Large numbers of homeowners who are exposed to interest rate rises are rushing to lock in to good-value fixed rates, it has emerged.
In a significant market shift, many people are also ditching more expensive tracker mortgages in favour of long-term fixed rates, brokers said.
Trackers have been considered the best value mortgages and until recently such a move would have been considered illogical.
The European Central Bank (ECB) is expected to start raising its key refinancing rate in the coming months, a move that would make trackers and variables more expensive and mean higher new fixed rates.
Broker Martina Hennessy of Doddl.ie said there has been a surge in customers seeking to lock in fixed rates before they rise again.
She said the switcher application numbers had doubled in the first three months of this year compared with the same period last year.
The numbers were boosted by Ulster Bank and KBC Bank customers who wanted to move mortgage providers before their mortgages are sold.
“But also, and increasingly in the last two months, due to the expectation that rate increases are more imminent,” Ms Hennessy said.
Rather than fixing for three and five years, mortgage holders were now opting for fixes of five, seven, 10 and 15 years.
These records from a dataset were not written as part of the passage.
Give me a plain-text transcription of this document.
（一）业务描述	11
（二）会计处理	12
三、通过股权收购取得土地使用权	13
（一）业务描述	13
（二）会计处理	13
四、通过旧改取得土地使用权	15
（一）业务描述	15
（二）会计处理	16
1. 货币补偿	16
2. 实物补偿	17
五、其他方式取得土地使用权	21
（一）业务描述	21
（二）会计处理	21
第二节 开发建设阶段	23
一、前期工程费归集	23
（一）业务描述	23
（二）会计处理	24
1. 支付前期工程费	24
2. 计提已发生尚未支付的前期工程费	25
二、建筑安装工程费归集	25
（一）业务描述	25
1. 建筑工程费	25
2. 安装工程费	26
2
Yesterday, Dutch central bank chief Klaas Knot raised the prospect of a 0.5pc rise in ECB rates in July. Mr Knot, who is on the governing council of the ECB said the rate rise would be needed in July if inflation continues to climb.
If as expected the ECB pushes up the refinancing rate three times in the next year it will cost a typical variable-rate customer, or those on trackers, an extra €1,000 in repayments.
Each 0.25pc rise in the ECB rates will cost €30 more in monthly repayments for a €250,000 mortgage.
This week ICS Mortgages announced a second rise in its mortgage costs.
Its three and five-year fixed rates will increase by 1pc across all loan-to-value (LTV) bands. It comes just two months after it increased its rates. The latest increase of 1pc means the ICS five-year fixed rate will go from 2.6pc to 3.6pc.
This means an extra €131 per month, or €1,572 a year, in repayments for a homeowner with a €250,000 mortgage over a 25-year term, and an 80pc loan-to-value, Ms Hennessy said.
Last week Avant Money, which shook up the market here when it launched mortgages for less than 2pc at the end of 2020, is increasing its five, seven and 10-year fixed rates for new borrowers by between 0.2 and 0.3 percentage points.
Broker Michael Dowling of Dowling Financial said some people with poorly priced tracker mortgages were ditching the trackers for fixed rates.
Such a move would once have been considered heresy.
Trackers are priced at a set percentage over the ECB refinancing rate, which is currently 0pc. Most trackers are set at 1pc over the ECB.
He said those with higher margins than 1pc should get a financial expert to review their situation, especially if ECB rates go to 2.5pc as some economists are predicting.